Uruguayan architect plans angled towers on the river in Downtown Miami

Mention a waterside residence and most people will automatically think about the beach, but there’s also the Miami River. It flows 5.5-miles from the Miami Canal Greater Downtown Miami to the Biscayne Bay and is still an active transport route. The area around the river has been revitalized and will soon be home to a pair of spectacular angled towers designed by Uruguayan architect Rafael Viñoly. This area is very desirable because it’s also close to the Miami Riverwalk, a promenade for residents and visitors to stroll, shop and dine along the way.

The planned mixed-use development focuses on the two symmetrical 60-story buildings that will be capped off by a three-story, wedge-shaped sky bridge. One River Point will be Viñoly’s first project in Miami architecture, located on Southwest 4th Street, next to the Miami River. Each residence features outdoor terraces that will look out toward the river, Miami Beach and the bay. “Optimizing light and views were Viñoly’s principal focus in the design of the building,” says a statement about One River Point. As dramatic as the overall silhouette is, the interior will be no less spectacular: An 85-foot-tall waterfall will enclose the front entrance and valet area.

Eighty-Seven Park a Serene Oasis on North Miami beachfront

The epitome of luxury living in Miami is a beachside residence and the latest addition to North Beach Miami architecture will be a gorgeous oval building by Italian architect Renzo Piano. Set beside the Atlantic Ocean, a 35-acre public park, and a two-acre private garden for residents, the condominium tower will be a true oasis by the sea. Each of the 18 stories is wrapped with a terrace and features floor-to-ceiling windows the open up to the vistas beyond in all directions.

Elevated on white pillars, the building houses just 68 units, from 1,400 square feet at the smaller end to 7,000 square feet. The look of the residences –as well as the entire structure — was meant to be one of lightness, “a sense of a lack of gravity,” Piano explained. “The quality of architecture is about poetry and beauty but it’s also about detail and perfection,” Piano added, noting that the decks of the building seem to float, reflecting the light from the sun and the sea. Inside, the look is lush and beach-inspired, with American oak floors the color of aged sea grape leaves,  Venetian terrazzo reminiscent of the sand, and furnishings in shades of grey and green, accented with gold. 
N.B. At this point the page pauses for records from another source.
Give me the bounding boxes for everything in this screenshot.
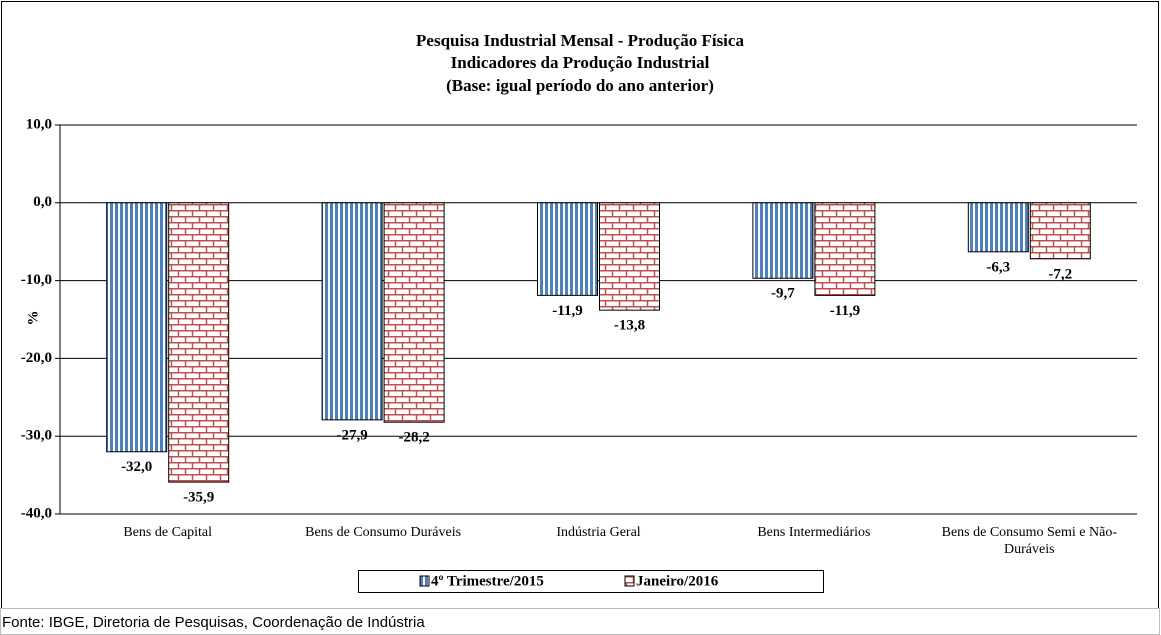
x-tick-label: Bens Intermediários [757, 525, 871, 540]
y-tick-label: 10,0 [26, 116, 52, 132]
legend-label: 4º Trimestre/2015 [431, 573, 544, 589]
bar [106, 202, 168, 453]
bar [752, 202, 814, 279]
legend-label: Janeiro/2016 [636, 573, 719, 589]
y-axis-label: % [25, 311, 41, 326]
legend-swatch [419, 575, 430, 587]
bar [814, 202, 876, 296]
y-tick-label: -20,0 [21, 350, 52, 366]
legend-swatch [624, 575, 635, 587]
source-note: Fonte: IBGE, Diretoria de Pesquisas, Coo… [2, 614, 425, 631]
y-tick-label: -30,0 [21, 428, 52, 444]
data-label: -32,0 [121, 459, 152, 475]
data-label: -11,9 [830, 303, 860, 319]
chart-title: Indicadores da Produção Industrial [451, 53, 710, 72]
y-tick-label: -10,0 [21, 272, 52, 288]
bar [168, 202, 230, 483]
chart-title: Pesquisa Industrial Mensal - Produção Fí… [416, 31, 744, 50]
bar [967, 202, 1029, 253]
data-label: -28,2 [398, 430, 429, 446]
data-label: -9,7 [771, 286, 795, 302]
bar [537, 202, 598, 296]
data-label: -11,9 [552, 303, 582, 319]
x-tick-label: Bens de Consumo Semi e Não-Duráveis [941, 525, 1117, 557]
legend [358, 570, 824, 593]
y-tick-label: -40,0 [21, 505, 52, 521]
x-tick-label: Indústria Geral [556, 525, 641, 540]
y-tick-label: 0,0 [33, 194, 52, 210]
data-label: -13,8 [614, 318, 645, 334]
bar [599, 202, 660, 311]
data-label: -6,3 [986, 259, 1010, 275]
x-tick-label: Bens de Consumo Duráveis [305, 525, 462, 540]
chart-title: (Base: igual período do ano anterior) [446, 76, 714, 95]
data-label: -7,2 [1048, 266, 1072, 282]
data-label: -27,9 [336, 427, 367, 443]
bar [1029, 202, 1091, 260]
bar [321, 202, 383, 421]
data-label: -35,9 [183, 490, 214, 506]
x-tick-label: Bens de Capital [123, 525, 213, 540]
bar [383, 202, 445, 423]
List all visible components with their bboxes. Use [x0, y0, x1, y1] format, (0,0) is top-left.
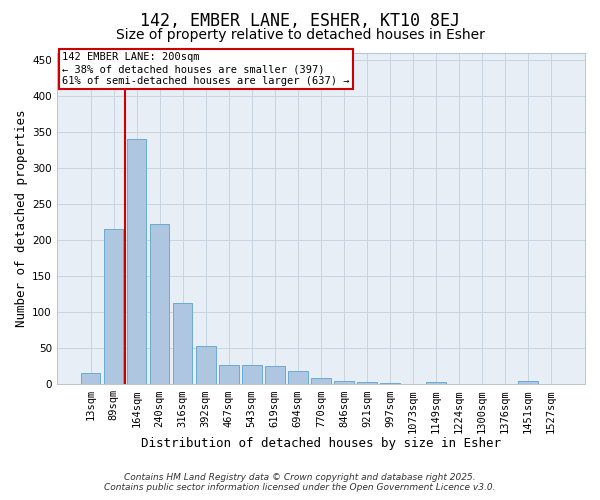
Bar [196, 346, 215, 384]
Bar [334, 380, 354, 384]
Bar [426, 382, 446, 384]
X-axis label: Distribution of detached houses by size in Esher: Distribution of detached houses by size … [141, 437, 501, 450]
Bar [288, 371, 308, 384]
Bar [104, 229, 124, 384]
Bar [311, 378, 331, 384]
Text: Contains HM Land Registry data © Crown copyright and database right 2025.
Contai: Contains HM Land Registry data © Crown c… [104, 473, 496, 492]
Text: Size of property relative to detached houses in Esher: Size of property relative to detached ho… [116, 28, 484, 42]
Bar [518, 382, 538, 384]
Bar [357, 382, 377, 384]
Y-axis label: Number of detached properties: Number of detached properties [15, 110, 28, 327]
Bar [242, 366, 262, 384]
Bar [150, 224, 169, 384]
Text: 142, EMBER LANE, ESHER, KT10 8EJ: 142, EMBER LANE, ESHER, KT10 8EJ [140, 12, 460, 30]
Bar [127, 139, 146, 384]
Bar [265, 366, 284, 384]
Bar [219, 365, 239, 384]
Text: 142 EMBER LANE: 200sqm
← 38% of detached houses are smaller (397)
61% of semi-de: 142 EMBER LANE: 200sqm ← 38% of detached… [62, 52, 350, 86]
Bar [81, 374, 100, 384]
Bar [380, 383, 400, 384]
Bar [173, 302, 193, 384]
Apple Aventura Store Melds Modern With Art Deco Inspiration

When planning a tour of Miami architecture, the Apple store probably doesn’t figure on your list of must-see buildings, but it certainly should!  Located in the new extension of the Aventura Mall in North Miami, the Apple store’s roofline was inspired by the city’s iconic Art Deco buildings. Designers Foster + Partners closely collaborated with former Apple chief design officer Jonathan Ive on the boxy, two-story building. Apple Aventura features glass walls and trees inside the store, an aesthetic that Foster + Partners created for Apple in a number of its stores. The merging of the outdoors with a feeling of freedom and creativity is emblematic of the Apple ethos.

By contrast, the wavy roof is modeled after the 1930s modernist structures that are part of South Beach and Miami architecture history, from the white concrete to the curved walls. Seven, precast 20-foot-wide white concrete arches make up the roof and thin steel columns clad in a white concrete casing support the barrel-vaulted ceiling. Apple’s Aventura location is the first to be built with white precast concrete, similar to the company’s Cupertino headquarters.

Inside, stadium-style seats cover two levels, face a “Forum screen,” and feature leather seating and charging stations. The mall’s entrance and plaza anchor the store and the courtyard has trees, low plantings and teak outdoor furniture. Designers say that it is a “response to Miami’s outdoor lifestyle” and is “an outdoor Genius Grove.”.